Había una vez una niña que creció creyendo en los cuentos de hadas y en el espacio mágico del mundo de princesas y príncipes. Princesas débiles y cariñosas, necesitadas de príncipes apuestos y valientes que les resolvieran la vida.
Crecía a su lado un niño que no leyó jamás un cuento de hadas ni creía en fantasías principescas. Trabajaba, experimentaba, probaba, aprendía desde la realidad sin entretenerse en ensoñaciones irreales.
Un día, la niña –cansada de vivir en las nubes y no encontrar lo que buscaba– bajó su mirada a la cotidiana y tranquila realidad que la rodeaba. Y el niño –cansado él del arduo y árido trabajo diario– levantó la suya para ver un poco más arriba, para descansar. Y he aquí que sus miradas se encontraron.
Desde entonces no han dejado de mirarse.
Ella descubrió que la realidad no estaba tan mal, que se podía vivir en ella trabajando y construyendo esperanzas. Ya no quiere príncipes perfectos y lejanos, ajenos a lo cotidiano. Quiere vivir, sin más, aceptando lo que venga y diciendo sí a la vida.

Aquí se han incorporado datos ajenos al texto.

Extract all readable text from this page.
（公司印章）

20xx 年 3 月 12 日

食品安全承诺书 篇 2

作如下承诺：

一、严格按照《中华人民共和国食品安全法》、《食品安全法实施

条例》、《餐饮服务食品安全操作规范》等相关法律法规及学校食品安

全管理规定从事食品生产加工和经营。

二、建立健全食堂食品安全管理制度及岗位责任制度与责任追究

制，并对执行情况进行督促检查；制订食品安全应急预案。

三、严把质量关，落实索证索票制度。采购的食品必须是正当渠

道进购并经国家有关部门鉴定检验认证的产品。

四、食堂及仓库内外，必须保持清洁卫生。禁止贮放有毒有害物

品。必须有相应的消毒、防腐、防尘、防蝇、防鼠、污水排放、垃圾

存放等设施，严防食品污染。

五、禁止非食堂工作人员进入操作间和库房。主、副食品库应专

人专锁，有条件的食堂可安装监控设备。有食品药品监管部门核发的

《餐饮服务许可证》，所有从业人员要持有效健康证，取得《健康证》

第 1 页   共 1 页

Él se relajó y, de vez en cuando, descansa en la paz de no hacer nada y de pararse a contemplar. Ha descubierto que mirar un poco por encima de la realidad le ayuda a serenarse y a confiar. Quiere descubrir la magia de la vida sin necesidad de salir de ella.
Y aquellos que llegaron a conocerlos cuentan que, desde que enlazaron sus miradas, la vida es más bonita y más alegre para ellos y para los que les rodean.